Understanding your emotion can change your life (conclusion)
Different people define emotion in different ways. John D. Mayer says, “Emotions operate on many levels. They have a physical aspect as well as a psychological aspect. Emotions form the bridge for thought, feeling, and action – they operate in every part of a person, they affect many aspects of a person, and the person affects many aspects of the emotions.”
Our emotions control our thinking, behaviour and actions. Emotions affect our physical bodies as much as our body affects our feelings and thinking. A person who ignore, dismiss, repress or just ventilate their emotions, are setting themselves up for physical illness. We conclude our look at this topic in this week’s column.
● Be Specific About The Emotions You Are Experiencing: Confusion occurs when people are trying to get to know their emotions because they speak in general terms rather than specific emotions. A good example of this is depression. You may be experiencing loneliness for people, loneliness for God (spiritual loneliness), boredom, and a lack of creativity in your life. You may be feeling abandoned because of a death or divorce. If you just say you are depressed you will have great difficulty releasing the emotion or finding a solution to the situation causing the emotion. A good example of this is the difference between jealousy and envy. Jealousy relates to being resentful of a person’s advantages be they in social standing, education, profession, or it can relate to resentment of a rival in love or affection. Envy is a discontentment or resentment aroused by another’s good fortune or success.
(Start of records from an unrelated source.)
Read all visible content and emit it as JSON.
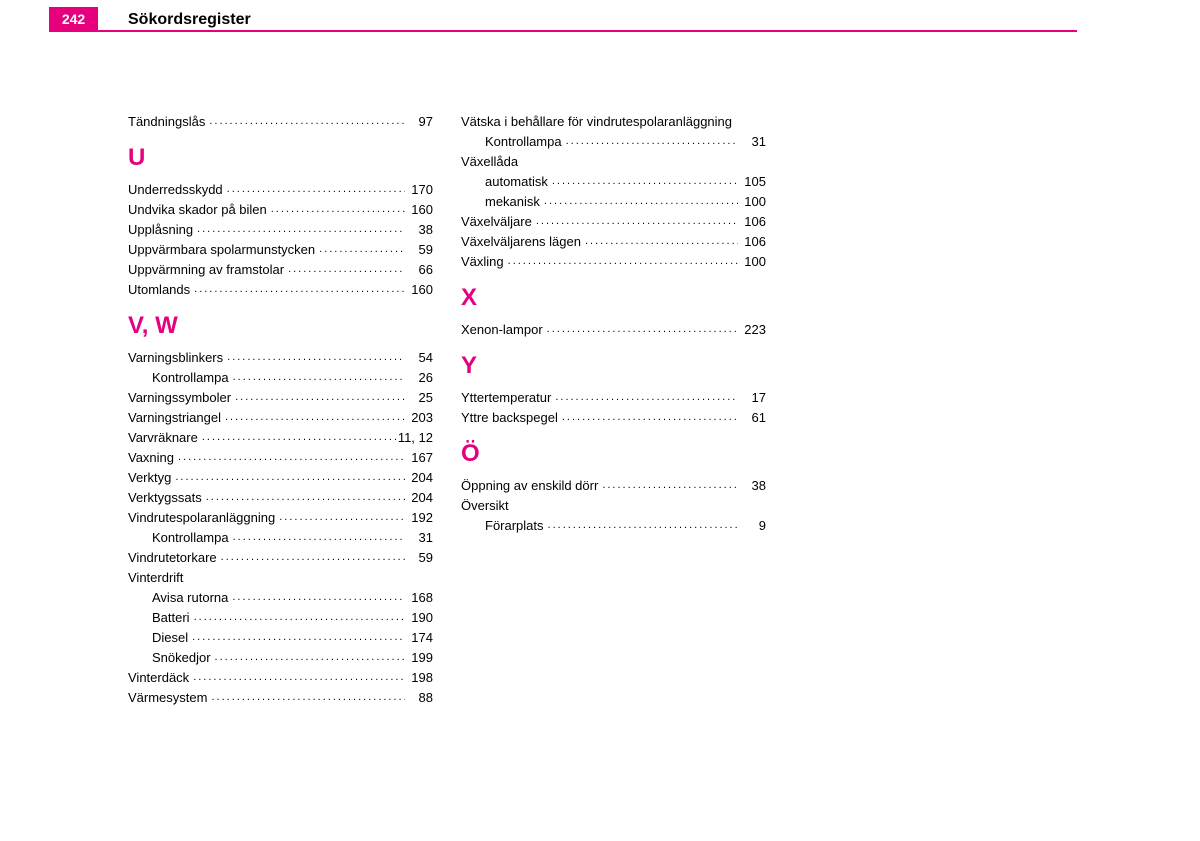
{
  "header": {
    "page_number": "242",
    "title": "Sökordsregister"
  },
  "colors": {
    "accent": "#e6007e",
    "text": "#000000",
    "background": "#ffffff"
  },
  "columns": [
    {
      "blocks": [
        {
          "type": "entries",
          "entries": [
            {
              "label": "Tändningslås",
              "page": "97"
            }
          ]
        },
        {
          "type": "heading",
          "text": "U"
        },
        {
          "type": "entries",
          "entries": [
            {
              "label": "Underredsskydd",
              "page": "170"
            },
            {
              "label": "Undvika skador på bilen",
              "page": "160"
            },
            {
              "label": "Upplåsning",
              "page": "38"
            },
            {
              "label": "Uppvärmbara spolarmunstycken",
              "page": "59"
            },
            {
              "label": "Uppvärmning av framstolar",
              "page": "66"
            },
            {
              "label": "Utomlands",
              "page": "160"
            }
          ]
        },
        {
          "type": "heading",
          "text": "V, W"
        },
        {
          "type": "entries",
          "entries": [
            {
              "label": "Varningsblinkers",
              "page": "54"
            },
            {
              "label": "Kontrollampa",
              "page": "26",
              "sub": true
            },
            {
              "label": "Varningssymboler",
              "page": "25"
            },
            {
              "label": "Varningstriangel",
              "page": "203"
            },
            {
              "label": "Varvräknare",
              "page": "11, 12"
            },
            {
              "label": "Vaxning",
              "page": "167"
            },
            {
              "label": "Verktyg",
              "page": "204"
            },
            {
              "label": "Verktygssats",
              "page": "204"
            },
            {
              "label": "Vindrutespolaranläggning",
              "page": "192"
            },
            {
              "label": "Kontrollampa",
              "page": "31",
              "sub": true
            },
            {
              "label": "Vindrutetorkare",
              "page": "59"
            },
            {
              "label": "Vinterdrift",
              "nopage": true
            },
            {
              "label": "Avisa rutorna",
              "page": "168",
              "sub": true
            },
            {
              "label": "Batteri",
              "page": "190",
              "sub": true
            },
            {
              "label": "Diesel",
              "page": "174",
              "sub": true
            },
            {
              "label": "Snökedjor",
              "page": "199",
              "sub": true
            },
            {
              "label": "Vinterdäck",
              "page": "198"
            },
            {
              "label": "Värmesystem",
              "page": "88"
            }
          ]
        }
      ]
    },
    {
      "blocks": [
        {
          "type": "entries",
          "entries": [
            {
              "label": "Vätska i behållare för vindrutespolaranläggning",
              "nopage": true
            },
            {
              "label": "Kontrollampa",
              "page": "31",
              "sub": true
            },
            {
              "label": "Växellåda",
              "nopage": true
            },
            {
              "label": "automatisk",
              "page": "105",
              "sub": true
            },
            {
              "label": "mekanisk",
              "page": "100",
              "sub": true
            },
            {
              "label": "Växelväljare",
              "page": "106"
            },
            {
              "label": "Växelväljarens lägen",
              "page": "106"
            },
            {
              "label": "Växling",
              "page": "100"
            }
          ]
        },
        {
          "type": "heading",
          "text": "X"
        },
        {
          "type": "entries",
          "entries": [
            {
              "label": "Xenon-lampor",
              "page": "223"
            }
          ]
        },
        {
          "type": "heading",
          "text": "Y"
        },
        {
          "type": "entries",
          "entries": [
            {
              "label": "Yttertemperatur",
              "page": "17"
            },
            {
              "label": "Yttre backspegel",
              "page": "61"
            }
          ]
        },
        {
          "type": "heading",
          "text": "Ö"
        },
        {
          "type": "entries",
          "entries": [
            {
              "label": "Öppning av enskild dörr",
              "page": "38"
            },
            {
              "label": "Översikt",
              "nopage": true
            },
            {
              "label": "Förarplats",
              "page": "9",
              "sub": true
            }
          ]
        }
      ]
    }
  ]
}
● Are You Using Sex To Release Your Emotions? Sex is a normal and healthy part of life. Many people engage in sexual acts, with others, alone, or using pornography on the Internet, to release emotions buried within them that they have been unable to feel and release. These individuals tend to have a very high sex drive since this is their primary way of releasing emotions that are pent up within. These are people who enjoy sex more than once a day. They tend to be very cerebral or intellectual, highly emotional, but very much out of touch with their emotions. If you identify with this description, keep a record of the thoughts/ experiences/ fears that you are having prior to engaging in this type of sex. Sex can be used to stuff down feelings so you won’t feel them and identifying these feelings and releasing them will help you move into a much healthier and enjoyable sexual life.
● When What You Say and Do Is Not In Sync With What You Feel: Men and women go through many situations telling themselves that “it doesn’t really matter” or “it’s not important enough to argue about”, basically buying peace by agreeing to something that deep down they do not agree with. They find themselves feeling unhappy, disgruntled, and angry with the individual involved. This type of situation creates tensions and unhappiness in relationships. Buying peace at any price creates negative feelings within you.
Identify those situations where you have created depressing feelings within yourself by agreeing to something that makes you don’t really agree with. Write them down. This will be difficult for people who have difficulty saying no, or who are too anxious to please others. But the feelings generated by these situations are very important when dealing with your emotional life. Many times we need to excuse things and just overlook them. That’s normal in life. But we apply this to situations that affect us deeply. It’s these situations we need to identify.
● Positive Emotions: It is crucial that you identify your positive emotions during these exercises. You are probably very loving, caring, compassionate, trusting, forgiving, and generous, many times in each day. Be certain to include the wonderful and good things about yourself as you identify your emotional self. This provides a realistic picture. If you record only negative emotions, your picture of yourself will be quite distorted and lacking in reality. Each one of us is born with all emotions and each emotion needs to be seen in its full and loving energy.
● The Gentle Whispers of Your Soul: Find a quiet place and time and listen to that inner voice of intuition within you. Each person has it. And listen with your heart rather than your head. Your heart will hear different things from your head.
NB: Don’t be afraid of your emotions. Don’t fight them, run away from them, blocking them out. Welcome them; be with them, regardless of what they are. We were born with all emotions. They are neither good nor bad, they just are. Emotions dissipate and slowly disappear if you feel them, and are present with them. Just close your eyes and feel them as deeply as you can.